Ensuring girls have access to education in Somalia is also essential to continue this trajectory of progress, Elman explains. In a country where education is completely privatised and the only free schools are run by civil society organisations, a large proportion of the population is missing out on schooling, with girls hit the hardest. In response, Elman Peace recently launched a girls leadership academy, offering 200 girls four years of free education.

Elman explains that the programme was the brainchild of her late sister Almaas, who she tragically lost in 2019. Her older sister, an aid worker and activist, was shot and killed while riding in a car in a heavily fortified compound near the airport in Mogadishu. It is still not clear who was responsible.

Elman wrote in an article for The Hill in 2021 that the loss of her sister pushed her to reflect on how she and others living through conflict processed trauma.

“[In Somalia] it’s considered weak or even ungrateful to ‘complain’ or speak of the trauma that one has encountered,” she wrote. “Instead, people are encouraged to be thankful to have survived and are expected to simply move on.”

The experience gave new impetus to Elman’s work promoting the importance of mental health support – not only for victims but also for civil society staff and local aid workers, who do not have access to the same mental health support as their international counterparts.

With one third of Somalis affected by some form of mental illness, according to the World Health Organization (WHO), Elman says more must be done to normalise the conversation about mental health.

“The concept of mental health and wellbeing are not ones that are mainstreamed, and that’s what we are trying to make a culture around – not just for beneficiaries of the different services and programmes that we offer but also for frontline workers,” she says.

Mental health comes front and centre of their work with women and former child soldiers, with Elman and her colleagues constantly coming up with ideas to help people rebuild their lives.
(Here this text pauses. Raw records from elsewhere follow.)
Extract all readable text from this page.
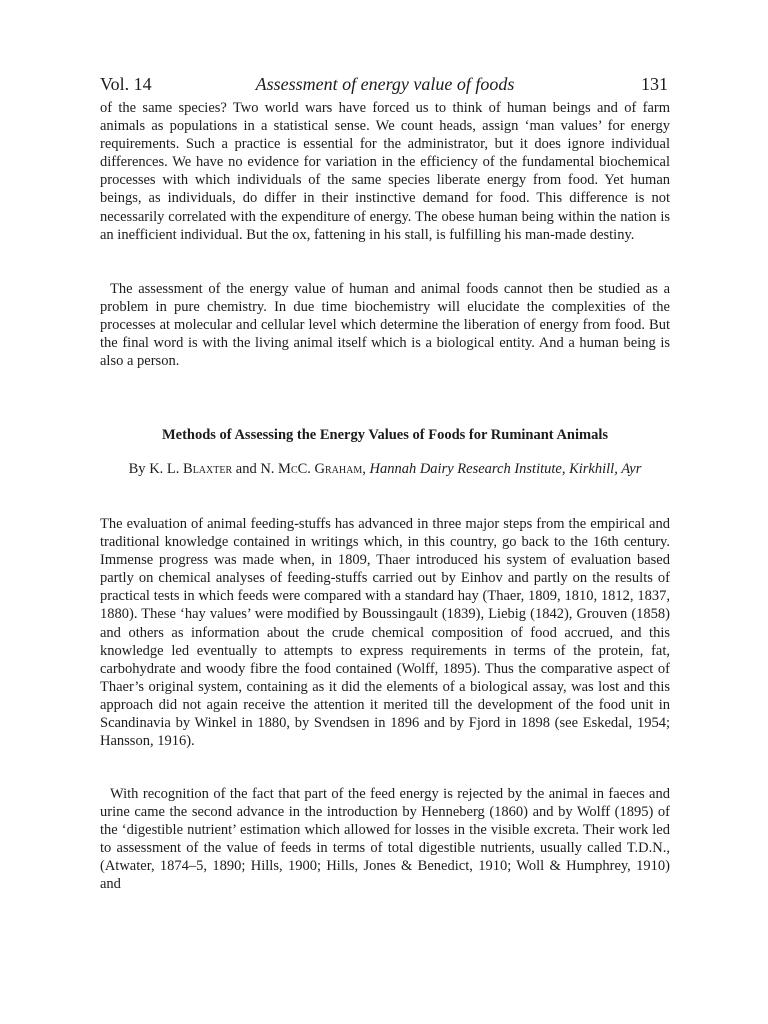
Vol. 14	Assessment of energy value of foods	131

of the same species? Two world wars have forced us to think of human beings and of farm animals as populations in a statistical sense. We count heads, assign ‘man values’ for energy requirements. Such a practice is essential for the administrator, but it does ignore individual differences. We have no evidence for variation in the efficiency of the fundamental biochemical processes with which individuals of the same species liberate energy from food. Yet human beings, as individuals, do differ in their instinctive demand for food. This difference is not necessarily correlated with the expenditure of energy. The obese human being within the nation is an inefficient individual. But the ox, fattening in his stall, is fulfilling his man-made destiny.

The assessment of the energy value of human and animal foods cannot then be studied as a problem in pure chemistry. In due time biochemistry will elucidate the complexities of the processes at molecular and cellular level which determine the liberation of energy from food. But the final word is with the living animal itself which is a biological entity. And a human being is also a person.

Methods of Assessing the Energy Values of Foods for Ruminant Animals

By K. L. Blaxter and N. McC. Graham, Hannah Dairy Research Institute, Kirkhill, Ayr

The evaluation of animal feeding-stuffs has advanced in three major steps from the empirical and traditional knowledge contained in writings which, in this country, go back to the 16th century. Immense progress was made when, in 1809, Thaer introduced his system of evaluation based partly on chemical analyses of feeding-stuffs carried out by Einhov and partly on the results of practical tests in which feeds were compared with a standard hay (Thaer, 1809, 1810, 1812, 1837, 1880). These ‘hay values’ were modified by Boussingault (1839), Liebig (1842), Grouven (1858) and others as information about the crude chemical composition of food accrued, and this knowledge led eventually to attempts to express requirements in terms of the protein, fat, carbohydrate and woody fibre the food contained (Wolff, 1895). Thus the comparative aspect of Thaer’s original system, containing as it did the elements of a biological assay, was lost and this approach did not again receive the attention it merited till the development of the food unit in Scandinavia by Winkel in 1880, by Svendsen in 1896 and by Fjord in 1898 (see Eskedal, 1954; Hansson, 1916).

With recognition of the fact that part of the feed energy is rejected by the animal in faeces and urine came the second advance in the introduction by Henneberg (1860) and by Wolff (1895) of the ‘digestible nutrient’ estimation which allowed for losses in the visible excreta. Their work led to assessment of the value of feeds in terms of total digestible nutrients, usually called T.D.N., (Atwater, 1874–5, 1890; Hills, 1900; Hills, Jones & Benedict, 1910; Woll & Humphrey, 1910) and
They recently began running an ocean therapy programme which uses surfing to help young people deal with their trauma, taking advantage of Somalia’s long and largely untouched coastline.

Since she returned to Somalia 10 years ago, the security and development situation has undoubtedly improved. Elman also says there has been a rise in youth leadership, more women holding power in government, and citizens becoming much more active in pushing for peace. “A society that holds governments to account, and preaches and advocates for its own peace, is what gives me the most hope, and we’re starting to see that,” she says.
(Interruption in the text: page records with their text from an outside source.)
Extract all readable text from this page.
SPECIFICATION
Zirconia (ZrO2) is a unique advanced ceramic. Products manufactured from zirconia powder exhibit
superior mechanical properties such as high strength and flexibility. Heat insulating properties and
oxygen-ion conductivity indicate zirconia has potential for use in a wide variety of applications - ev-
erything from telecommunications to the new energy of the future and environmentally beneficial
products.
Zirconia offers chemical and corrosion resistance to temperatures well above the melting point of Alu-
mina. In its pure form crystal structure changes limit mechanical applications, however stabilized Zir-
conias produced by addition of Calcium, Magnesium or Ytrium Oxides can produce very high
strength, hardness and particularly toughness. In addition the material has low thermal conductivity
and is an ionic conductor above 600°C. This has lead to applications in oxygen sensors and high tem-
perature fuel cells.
However, political corruption, unrest and attacks by Al-Shabaab continue, and the country continues to plunge deeper into a humanitarian crisis partly fuelled by a historic drought that is thought to have killed over 40,000 people last year.
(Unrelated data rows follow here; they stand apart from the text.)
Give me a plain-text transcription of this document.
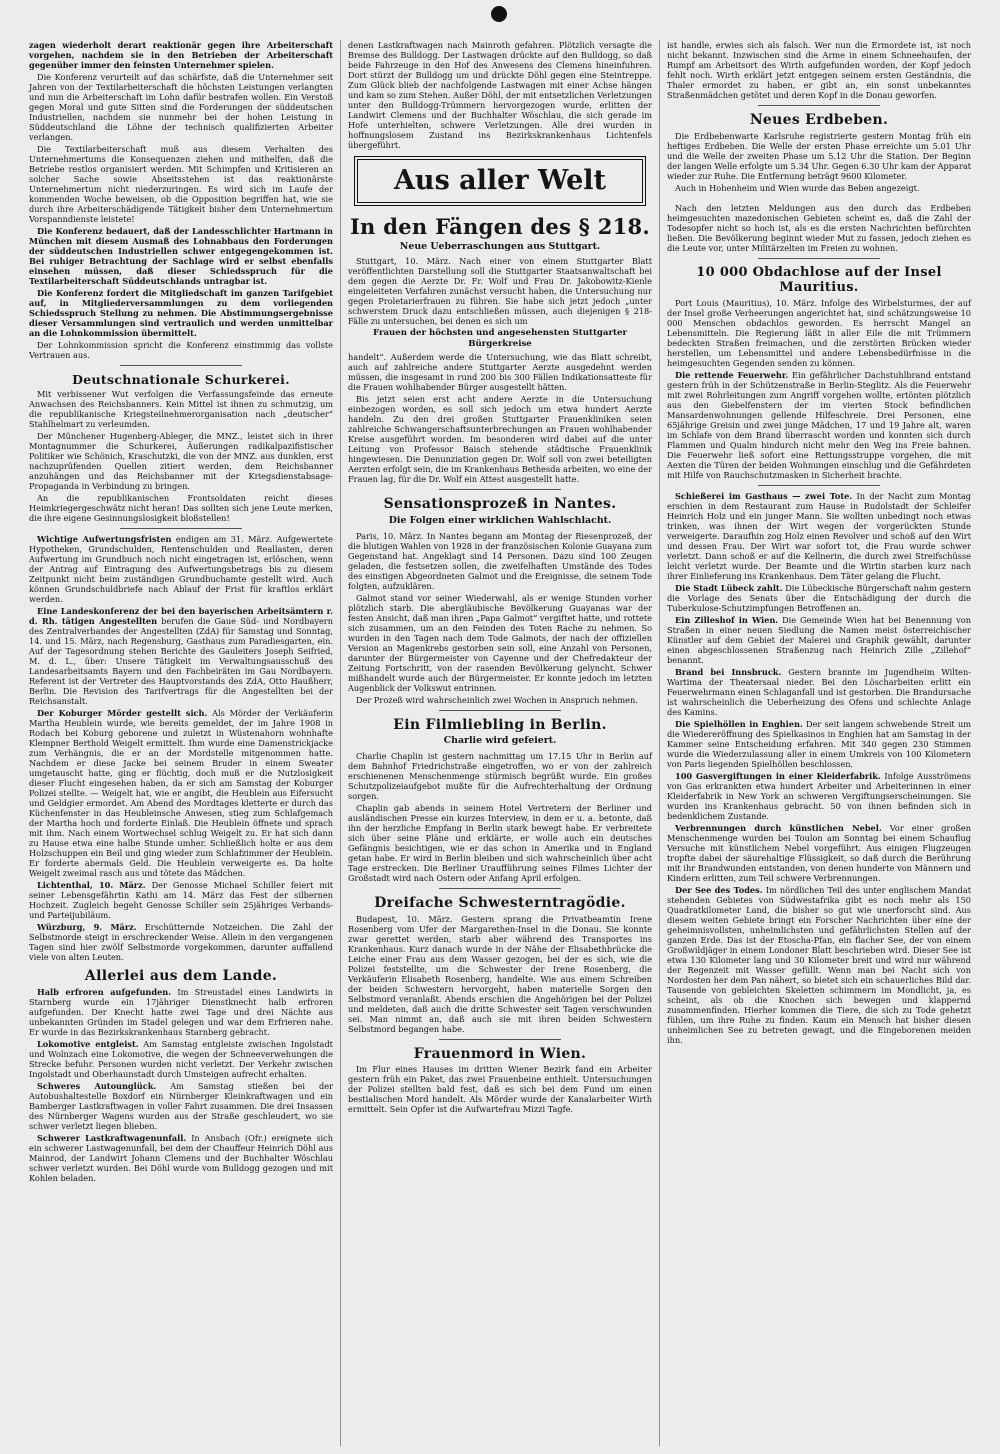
zagen wiederholt derart reaktionär gegen ihre Arbeiterschaft vorgehen, nachdem sie in den Betrieben der Arbeiterschaft gegenüber immer den feinsten Unternehmer spielen.

Die Konferenz verurteilt auf das schärfste, daß die Unternehmer seit Jahren von der Textilarbeiterschaft die höchsten Leistungen verlangten und nun die Arbeiterschaft im Lohn dafür bestrafen wollen. Ein Verstoß gegen Moral und gute Sitten sind die Forderungen der süddeutschen Industriellen, nachdem sie nunmehr bei der hohen Leistung in Süddeutschland die Löhne der technisch qualifizierten Arbeiter verlangen.

Die Textilarbeiterschaft muß aus diesem Verhalten des Unternehmertums die Konsequenzen ziehen und mithelfen, daß die Betriebe restlos organisiert werden. Mit Schimpfen und Kritisieren an solcher Sache sowie Abseitsstehen ist das reaktionärste Unternehmertum nicht niederzuringen. Es wird sich im Laufe der kommenden Woche beweisen, ob die Opposition begriffen hat, wie sie durch ihre Arbeiterschädigende Tätigkeit bisher dem Unternehmertum Vorspanndienste leistete!

Die Konferenz bedauert, daß der Landesschlichter Hartmann in München mit diesem Ausmaß des Lohnabbaus den Forderungen der süddeutschen Industriellen schwer entgegengekommen ist. Bei ruhiger Betrachtung der Sachlage wird er selbst ebenfalls einsehen müssen, daß dieser Schiedsspruch für die Textilarbeiterschaft Süddeutschlands untragbar ist.

Die Konferenz fordert die Mitgliedschaft im ganzen Tarifgebiet auf, in Mitgliederversammlungen zu dem vorliegenden Schiedsspruch Stellung zu nehmen. Die Abstimmungsergebnisse dieser Versammlungen sind vertraulich und werden unmittelbar an die Lohnkommission übermittelt.

Der Lohnkommission spricht die Konferenz einstimmig das vollste Vertrauen aus.

Deutschnationale Schurkerei.

Mit verbissener Wut verfolgen die Verfassungsfeinde das erneute Anwachsen des Reichsbanners. Kein Mittel ist ihnen zu schmutzig, um die republikanische Kriegsteilnehmerorganisation nach „deutscher“ Stahlhelmart zu verleumden.

Der Münchener Hugenberg-Ableger, die MNZ., leistet sich in ihrer Montagnummer die Schurkerei, Äußerungen radikalpazifistischer Politiker wie Schönich, Kraschutzki, die von der MNZ. aus dunklen, erst nachzuprüfenden Quellen zitiert werden, dem Reichsbanner anzuhängen und das Reichsbanner mit der Kriegsdienstabsage-Propaganda in Verbindung zu bringen.

An die republikanischen Frontsoldaten reicht dieses Heimkriegergeschwätz nicht heran! Das sollten sich jene Leute merken, die ihre eigene Gesinnungslosigkeit bloßstellen!

Wichtige Aufwertungsfristen endigen am 31. März. Aufgewertete Hypotheken, Grundschulden, Rentenschulden und Reallasten, deren Aufwertung im Grundbuch noch nicht eingetragen ist, erlöschen, wenn der Antrag auf Eintragung des Aufwertungsbetrags bis zu diesem Zeitpunkt nicht beim zuständigen Grundbuchamte gestellt wird. Auch können Grundschuldbriefe nach Ablauf der Frist für kraftlos erklärt werden.

Eine Landeskonferenz der bei den bayerischen Arbeitsämtern r. d. Rh. tätigen Angestellten berufen die Gaue Süd- und Nordbayern des Zentralverbandes der Angestellten (ZdA) für Samstag und Sonntag, 14. und 15. März, nach Regensburg, Gasthaus zum Paradiesgarten, ein. Auf der Tagesordnung stehen Berichte des Gauleiters Joseph Seifried, M. d. L., über: Unsere Tätigkeit im Verwaltungsausschuß des Landesarbeitsamts Bayern und den Fachbeiräten im Gau Nordbayern. Referent ist der Vertreter des Hauptvorstands des ZdA, Otto Haußherr, Berlin. Die Revision des Tarifvertrags für die Angestellten bei der Reichsanstalt.

Der Koburger Mörder gestellt sich. Als Mörder der Verkäuferin Martha Heublein wurde, wie bereits gemeldet, der im Jahre 1908 in Rodach bei Koburg geborene und zuletzt in Wüstenahorn wohnhafte Klempner Berthold Weigelt ermittelt. Ihm wurde eine Damenstrickjacke zum Verhängnis, die er an der Mordstelle mitgenommen hatte. Nachdem er diese Jacke bei seinem Bruder in einem Sweater umgetauscht hatte, ging er flüchtig, doch muß er die Nutzlosigkeit dieser Flucht eingesehen haben, da er sich am Samstag der Koburger Polizei stellte. — Weigelt hat, wie er angibt, die Heublein aus Eifersucht und Geldgier ermordet. Am Abend des Mordtages kletterte er durch das Küchenfenster in das Heubleinsche Anwesen, stieg zum Schlafgemach der Martha hoch und forderte Einlaß. Die Heublein öffnete und sprach mit ihm. Nach einem Wortwechsel schlug Weigelt zu. Er hat sich dann zu Hause etwa eine halbe Stunde umher. Schließlich holte er aus dem Holzschuppen ein Beil und ging wieder zum Schlafzimmer der Heublein. Er forderte abermals Geld. Die Heublein verweigerte es. Da holte Weigelt zweimal rasch aus und tötete das Mädchen.

Lichtenthal, 10. März. Der Genosse Michael Schiller feiert mit seiner Lebensgefährtin Kathi am 14. März das Fest der silbernen Hochzeit. Zugleich begeht Genosse Schiller sein 25jähriges Verbands- und Parteijubiläum.

Würzburg, 9. März. Erschütternde Notzeichen. Die Zahl der Selbstmorde steigt in erschreckender Weise. Allein in den vergangenen Tagen sind hier zwölf Selbstmorde vorgekommen, darunter auffallend viele von alten Leuten.

Allerlei aus dem Lande.

Halb erfroren aufgefunden. Im Streustadel eines Landwirts in Starnberg wurde ein 17jähriger Dienstknecht halb erfroren aufgefunden. Der Knecht hatte zwei Tage und drei Nächte aus unbekannten Gründen im Stadel gelegen und war dem Erfrieren nahe. Er wurde in das Bezirkskrankenhaus Starnberg gebracht.

Lokomotive entgleist. Am Samstag entgleiste zwischen Ingolstadt und Wolnzach eine Lokomotive, die wegen der Schneeverwehungen die Strecke befuhr. Personen wurden nicht verletzt. Der Verkehr zwischen Ingolstadt und Oberhaunstadt durch Umsteigen aufrecht erhalten.

Schweres Autounglück. Am Samstag stießen bei der Autobushaltestelle Boxdorf ein Nürnberger Kleinkraftwagen und ein Bamberger Lastkraftwagen in voller Fahrt zusammen. Die drei Insassen des Nürnberger Wagens wurden aus der Straße geschleudert, wo sie schwer verletzt liegen blieben.

Schwerer Lastkraftwagenunfall. In Ansbach (Ofr.) ereignete sich ein schwerer Lastwagenunfall, bei dem der Chauffeur Heinrich Döhl aus Mainrod, der Landwirt Johann Clemens und der Buchhalter Wöschlau schwer verletzt wurden. Bei Döhl wurde vom Bulldogg gezogen und mit Kohlen beladen.

denen Lastkraftwagen nach Mainroth gefahren. Plötzlich versagte die Bremse des Bulldogg. Der Lastwagen drückte auf den Bulldogg, so daß beide Fahrzeuge in den Hof des Anwesens des Clemens hineinfuhren. Dort stürzt der Bulldogg um und drückte Döhl gegen eine Steintreppe. Zum Glück blieb der nachfolgende Lastwagen mit einer Achse hängen und kam so zum Stehen. Außer Döhl, der mit entsetzlichen Verletzungen unter den Bulldogg-Trümmern hervorgezogen wurde, erlitten der Landwirt Clemens und der Buchhalter Wöschlau, die sich gerade im Hofe unterhielten, schwere Verletzungen. Alle drei wurden in hoffnungslosem Zustand ins Bezirkskrankenhaus Lichtenfels übergeführt.

Aus aller Welt
In den Fängen des § 218.
Neue Ueberraschungen aus Stuttgart.

Stuttgart, 10. März. Nach einer von einem Stuttgarter Blatt veröffentlichten Darstellung soll die Stuttgarter Staatsanwaltschaft bei dem gegen die Aerzte Dr. Fr. Wolf und Frau Dr. Jakobowitz-Kienle eingeleiteten Verfahren zunächst versucht haben, die Untersuchung nur gegen Proletarierfrauen zu führen. Sie habe sich jetzt jedoch „unter schwerstem Druck dazu entschließen müssen, auch diejenigen § 218-Fälle zu untersuchen, bei denen es sich um

Frauen der höchsten und angesehensten Stuttgarter Bürgerkreise

handelt“. Außerdem werde die Untersuchung, wie das Blatt schreibt, auch auf zahlreiche andere Stuttgarter Aerzte ausgedehnt werden müssen, die insgesamt in rund 200 bis 300 Fällen Indikationsatteste für die Frauen wohlhabender Bürger ausgestellt hätten.

Bis jetzt seien erst acht andere Aerzte in die Untersuchung einbezogen worden, es soll sich jedoch um etwa hundert Aerzte handeln. Zu den drei großen Stuttgarter Frauenkliniken seien zahlreiche Schwangerschaftsunterbrechungen an Frauen wohlhabender Kreise ausgeführt worden. Im besonderen wird dabei auf die unter Leitung von Professor Baisch stehende städtische Frauenklinik hingewiesen. Die Denunziation gegen Dr. Wolf soll von zwei beteiligten Aerzten erfolgt sein, die im Krankenhaus Bethesda arbeiten, wo eine der Frauen lag, für die Dr. Wolf ein Attest ausgestellt hatte.

Sensationsprozeß in Nantes.
Die Folgen einer wirklichen Wahlschlacht.

Paris, 10. März. In Nantes begann am Montag der Riesenprozeß, der die blutigen Wahlen von 1928 in der französischen Kolonie Guayana zum Gegenstand hat. Angeklagt sind 14 Personen. Dazu sind 100 Zeugen geladen, die festsetzen sollen, die zweifelhaften Umstände des Todes des einstigen Abgeordneten Galmot und die Ereignisse, die seinem Tode folgten, aufzuklären.

Galmot stand vor seiner Wiederwahl, als er wenige Stunden vorher plötzlich starb. Die abergläubische Bevölkerung Guayanas war der festen Ansicht, daß man ihren „Papa Galmot“ vergiftet hatte, und rottete sich zusammen, um an den Feinden des Toten Rache zu nehmen. So wurden in den Tagen nach dem Tode Galmots, der nach der offiziellen Version an Magenkrebs gestorben sein soll, eine Anzahl von Personen, darunter der Bürgermeister von Cayenne und der Chefredakteur der Zeitung Fortschritt, von der rasenden Bevölkerung gelyncht. Schwer mißhandelt wurde auch der Bürgermeister. Er konnte jedoch im letzten Augenblick der Volkswut entrinnen.

Der Prozeß wird wahrscheinlich zwei Wochen in Anspruch nehmen.

Ein Filmliebling in Berlin.
Charlie wird gefeiert.

Charlie Chaplin ist gestern nachmittag um 17.15 Uhr in Berlin auf dem Bahnhof Friedrichstraße eingetroffen, wo er von der zahlreich erschienenen Menschenmenge stürmisch begrüßt wurde. Ein großes Schutzpolizeiaufgebot mußte für die Aufrechterhaltung der Ordnung sorgen.

Chaplin gab abends in seinem Hotel Vertretern der Berliner und ausländischen Presse ein kurzes Interview, in dem er u. a. betonte, daß ihn der herzliche Empfang in Berlin stark bewegt habe. Er verbreitete sich über seine Pläne und erklärte, er wolle auch ein deutsches Gefängnis besichtigen, wie er das schon in Amerika und in England getan habe. Er wird in Berlin bleiben und sich wahrscheinlich über acht Tage erstrecken. Die Berliner Uraufführung seines Filmes Lichter der Großstadt wird nach Ostern oder Anfang April erfolgen.

Dreifache Schwesterntragödie.

Budapest, 10. März. Gestern sprang die Privatbeamtin Irene Rosenberg vom Ufer der Margarethen-Insel in die Donau. Sie konnte zwar gerettet werden, starb aber während des Transportes ins Krankenhaus. Kurz danach wurde in der Nähe der Elisabethbrücke die Leiche einer Frau aus dem Wasser gezogen, bei der es sich, wie die Polizei feststellte, um die Schwester der Irene Rosenberg, die Verkäuferin Elisabeth Rosenberg, handelte. Wie aus einem Schreiben der beiden Schwestern hervorgeht, haben materielle Sorgen den Selbstmord veranlaßt. Abends erschien die Angehörigen bei der Polizei und meldeten, daß auch die dritte Schwester seit Tagen verschwunden sei. Man nimmt an, daß auch sie mit ihren beiden Schwestern Selbstmord begangen habe.

Frauenmord in Wien.

Im Flur eines Hauses im dritten Wiener Bezirk fand ein Arbeiter gestern früh ein Paket, das zwei Frauenbeine enthielt. Untersuchungen der Polizei stellten bald fest, daß es sich bei dem Fund um einen bestialischen Mord handelt. Als Mörder wurde der Kanalarbeiter Wirth ermittelt. Sein Opfer ist die Aufwartefrau Mizzi Tagfe.

ist handle, erwies sich als falsch. Wer nun die Ermordete ist, ist noch nicht bekannt. Inzwischen sind die Arme in einem Schneehaufen, der Rumpf am Arbeitsort des Wirth aufgefunden worden, der Kopf jedoch fehlt noch. Wirth erklärt jetzt entgegen seinem ersten Geständnis, die Thaler ermordet zu haben, er gibt an, ein sonst unbekanntes Straßenmädchen getötet und deren Kopf in die Donau geworfen.

Neues Erdbeben.

Die Erdbebenwarte Karlsruhe registrierte gestern Montag früh ein heftiges Erdbeben. Die Welle der ersten Phase erreichte um 5.01 Uhr und die Welle der zweiten Phase um 5.12 Uhr die Station. Der Beginn der langen Welle erfolgte um 5.34 Uhr. Gegen 6.30 Uhr kam der Apparat wieder zur Ruhe. Die Entfernung beträgt 9600 Kilometer.

Auch in Hohenheim und Wien wurde das Beben angezeigt.

Nach den letzten Meldungen aus den durch das Erdbeben heimgesuchten mazedonischen Gebieten scheint es, daß die Zahl der Todesopfer nicht so hoch ist, als es die ersten Nachrichten befürchten ließen. Die Bevölkerung beginnt wieder Mut zu fassen, jedoch ziehen es die Leute vor, unter Militärzelten im Freien zu wohnen.

10 000 Obdachlose auf der Insel Mauritius.

Port Louis (Mauritius), 10. März. Infolge des Wirbelsturmes, der auf der Insel große Verheerungen angerichtet hat, sind schätzungsweise 10 000 Menschen obdachlos geworden. Es herrscht Mangel an Lebensmitteln. Die Regierung läßt in aller Eile die mit Trümmern bedeckten Straßen freimachen, und die zerstörten Brücken wieder herstellen, um Lebensmittel und andere Lebensbedürfnisse in die heimgesuchten Gegenden senden zu können.

Die rettende Feuerwehr. Ein gefährlicher Dachstuhlbrand entstand gestern früh in der Schützenstraße in Berlin-Steglitz. Als die Feuerwehr mit zwei Rohrleitungen zum Angriff vorgehen wollte, ertönten plötzlich aus den Giebelfenstern der im vierten Stock befindlichen Mansardenwohnungen gellende Hilfeschreie. Drei Personen, eine 65jährige Greisin und zwei junge Mädchen, 17 und 19 Jahre alt, waren im Schlafe von dem Brand überrascht worden und konnten sich durch Flammen und Qualm hindurch nicht mehr den Weg ins Freie bahnen. Die Feuerwehr ließ sofort eine Rettungsstruppe vorgehen, die mit Aexten die Türen der beiden Wohnungen einschlug und die Gefährdeten mit Hilfe von Rauchschutzmasken in Sicherheit brachte.

Schießerei im Gasthaus — zwei Tote. In der Nacht zum Montag erschien in dem Restaurant zum Hause in Rudolstadt der Schleifer Heinrich Holz und ein junger Mann. Sie wollten unbedingt noch etwas trinken, was ihnen der Wirt wegen der vorgerückten Stunde verweigerte. Daraufhin zog Holz einen Revolver und schoß auf den Wirt und dessen Frau. Der Wirt war sofort tot, die Frau wurde schwer verletzt. Dann schoß er auf die Kellnerin, die durch zwei Streifschüsse leicht verletzt wurde. Der Beamte und die Wirtin starben kurz nach ihrer Einlieferung ins Krankenhaus. Dem Täter gelang die Flucht.

Die Stadt Lübeck zahlt. Die Lübeckische Bürgerschaft nahm gestern die Vorlage des Senats über die Entschädigung der durch die Tuberkulose-Schutzimpfungen Betroffenen an.

Ein Zilleshof in Wien. Die Gemeinde Wien hat bei Benennung von Straßen in einer neuen Siedlung die Namen meist österreichischer Künstler auf dem Gebiet der Malerei und Graphik gewählt, darunter einen abgeschlossenen Straßenzug nach Heinrich Zille „Zillehof“ benannt.

Brand bei Innsbruck. Gestern brannte im Jugendheim Wilten-Wartima der Theatersaal nieder. Bei den Löscharbeiten erlitt ein Feuerwehrmann einen Schlaganfall und ist gestorben. Die Brandursache ist wahrscheinlich die Ueberheizung des Ofens und schlechte Anlage des Kamins.

Die Spielhöllen in Enghien. Der seit langem schwebende Streit um die Wiedereröffnung des Spielkasinos in Enghien hat am Samstag in der Kammer seine Entscheidung erfahren. Mit 340 gegen 230 Stimmen wurde die Wiederzulassung aller in einem Umkreis von 100 Kilometern von Paris liegenden Spielhöllen beschlossen.

100 Gasvergiftungen in einer Kleiderfabrik. Infolge Ausströmens von Gas erkrankten etwa hundert Arbeiter und Arbeiterinnen in einer Kleiderfabrik in New York an schweren Vergiftungserscheinungen. Sie wurden ins Krankenhaus gebracht. 50 von ihnen befinden sich in bedenklichem Zustande.

Verbrennungen durch künstlichen Nebel. Vor einer großen Menschenmenge wurden bei Toulon am Sonntag bei einem Schauflug Versuche mit künstlichem Nebel vorgeführt. Aus einigen Flugzeugen tropfte dabei der säurehaltige Flüssigkeit, so daß durch die Berührung mit ihr Brandwunden entstanden, von denen hunderte von Männern und Kindern erlitten, zum Teil schwere Verbrennungen.

Der See des Todes. Im nördlichen Teil des unter englischem Mandat stehenden Gebietes von Südwestafrika gibt es noch mehr als 150 Quadratkilometer Land, die bisher so gut wie unerforscht sind. Aus diesem weiten Gebiete bringt ein Forscher Nachrichten über eine der geheimnisvollsten, unheimlichsten und gefährlichsten Stellen auf der ganzen Erde. Das ist der Etoscha-Pfan, ein flacher See, der von einem Großwildjäger in einem Londoner Blatt beschrieben wird. Dieser See ist etwa 130 Kilometer lang und 30 Kilometer breit und wird nur während der Regenzeit mit Wasser gefüllt. Wenn man bei Nacht sich von Nordosten her dem Pan nähert, so bietet sich ein schauerliches Bild dar. Tausende von gebleichten Skeletten schimmern im Mondlicht, ja, es scheint, als ob die Knochen sich bewegen und klappernd zusammenfinden. Hierher kommen die Tiere, die sich zu Tode gehetzt fühlen, um ihre Ruhe zu finden. Kaum ein Mensch hat bisher diesen unheimlichen See zu betreten gewagt, und die Eingeborenen meiden ihn.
But despite the many obstacles her country faces on the road to peace, Elman has no plans to leave any time soon. “The reason I’ve never wanted to leave is because change is happening, however incremental, and we can see that we are contributing to rebuilding a society, whether that’s our investments in economic recovery or education, or challenging social norms,” she says. “Peacebuilding is a long-term investment, and we’re just at the beginning.”